Google BigQuery

Jobs

Jobs are objects that manage asynchronous tasks such as loading data, exporting data, and running queries.

You can run multiple jobs concurrently in BigQuery, and completed jobs will be listed in the Jobs collection indefinitely.

For a list of methods for this resource, see the end of this page.

Resource representations

{
  "kind": "bigquery#job",
  "etag": etag,
  "id": string,
  "selfLink": string,
  "jobReference": {
    "projectId": string,
    "jobId": string
  },
  "configuration": {
    "query": {
      "query": string,
      "destinationTable": {
        "projectId": string,
        "datasetId": string,
        "tableId": string
      },
      "createDisposition": string,
      "writeDisposition": string,
      "defaultDataset": {
        "datasetId": string,
        "projectId": string
      },
      "priority": string,
      "preserveNulls": boolean,
      "allowLargeResults": boolean,
      "useQueryCache": boolean
    },
    "load": {
      "sourceUris": [
        string
      ],
      "schema": {
        "fields": [
          {
            "name": string,
            "type": string,
            "mode": string,
            "fields": [
              (TableFieldSchema)
            ],
            "description": string
          }
        ]
      },
      "destinationTable": {
        "projectId": string,
        "datasetId": string,
        "tableId": string
      },
      "createDisposition": string,
      "writeDisposition": string,
      "fieldDelimiter": string,
      "skipLeadingRows": integer,
      "encoding": string,
      "quote": string,
      "maxBadRecords": integer,
      "schemaInlineFormat": string,
      "schemaInline": string,
      "allowQuotedNewlines": boolean,
      "sourceFormat": string,
      "allowJaggedRows": boolean,
      "ignoreUnknownValues": boolean
    },
    "link": {
      "sourceUri": [
        string
      ],
      "destinationTable": {
        "projectId": string,
        "datasetId": string,
        "tableId": string
      },
      "createDisposition": string,
      "writeDisposition": string
    },
    "copy": {
      "sourceTable": {
        "projectId": string,
        "datasetId": string,
        "tableId": string
      },
      "destinationTable": {
        "projectId": string,
        "datasetId": string,
        "tableId": string
      },
      "createDisposition": string,
      "writeDisposition": string
    },
    "extract": {
      "sourceTable": {
        "projectId": string,
        "datasetId": string,
        "tableId": string
      },
      "destinationUri": string,
      "destinationUris": [
        string
      ],
      "printHeader": boolean,
      "fieldDelimiter": string,
      "destinationFormat": string
    },
    "dryRun": boolean
  },
  "status": {
    "state": string,
    "errorResult": {
      "reason": string,
      "location": string,
      "debugInfo": string,
      "message": string
    },
    "errors": [
      {
        "reason": string,
        "location": string,
        "debugInfo": string,
        "message": string
      }
    ]
  },
  "statistics": {
    "creationTime": long,
    "startTime": long,
    "endTime": long,
    "totalBytesProcessed": long,
    "query": {
      "totalBytesProcessed": long,
      "cacheHit": boolean
    },
    "load": {
      "inputFiles": long,
      "inputFileBytes": long,
      "outputRows": long,
      "outputBytes": long
    }
  }
}
Property name Value Description Notes
configuration nested object [Required] Describes the job configuration.
configuration.copy nested object An object that must be present when copying an existing table to another table.
configuration.copy.createDisposition string [Optional] Specifies whether the job is allowed to create new tables.

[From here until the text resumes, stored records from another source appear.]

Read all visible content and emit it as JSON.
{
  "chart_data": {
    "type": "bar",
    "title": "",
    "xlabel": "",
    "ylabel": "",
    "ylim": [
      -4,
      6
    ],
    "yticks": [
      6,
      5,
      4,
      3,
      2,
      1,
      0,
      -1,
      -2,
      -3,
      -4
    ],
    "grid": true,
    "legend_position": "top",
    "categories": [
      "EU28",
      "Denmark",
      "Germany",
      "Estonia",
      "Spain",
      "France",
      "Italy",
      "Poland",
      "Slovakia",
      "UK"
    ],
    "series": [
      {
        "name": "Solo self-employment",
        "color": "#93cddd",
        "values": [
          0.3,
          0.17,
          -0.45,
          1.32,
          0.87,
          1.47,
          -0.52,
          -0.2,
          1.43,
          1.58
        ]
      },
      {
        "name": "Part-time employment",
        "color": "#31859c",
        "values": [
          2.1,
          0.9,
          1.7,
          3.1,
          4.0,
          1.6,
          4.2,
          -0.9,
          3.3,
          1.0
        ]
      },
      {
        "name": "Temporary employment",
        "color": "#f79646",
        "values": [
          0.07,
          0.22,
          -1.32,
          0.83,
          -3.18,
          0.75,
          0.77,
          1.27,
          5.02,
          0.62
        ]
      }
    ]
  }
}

The following values are supported:
  • CREATE_IF_NEEDED: If the table does not exist, BigQuery creates the table. 
  • CREATE_NEVER: The table must already exist. If it does not, a 'notFound' error is returned in the job result. 
The default value is CREATE_IF_NEEDED.

Creation, truncation and append actions occur as one atomic update upon job completion.
configuration.copy.destinationTable nested object [Required] The destination table
configuration.copy.destinationTable.datasetId string [Required] The ID of the dataset that contains the table.
configuration.copy.destinationTable.projectId string [Required] The ID of the project that contains the table.
configuration.copy.destinationTable.tableId string [Required] The table ID.
configuration.copy.sourceTable nested object An object describing the BigQuery table to be copied.
configuration.copy.sourceTable.datasetId string [Required] The ID of the dataset that contains the table.
configuration.copy.sourceTable.projectId string [Required] The ID of the project that contains the table.
configuration.copy.sourceTable.tableId string [Required] The table ID.
configuration.copy.writeDisposition string [Optional] Specifies the action that occurs if the destination table already exists.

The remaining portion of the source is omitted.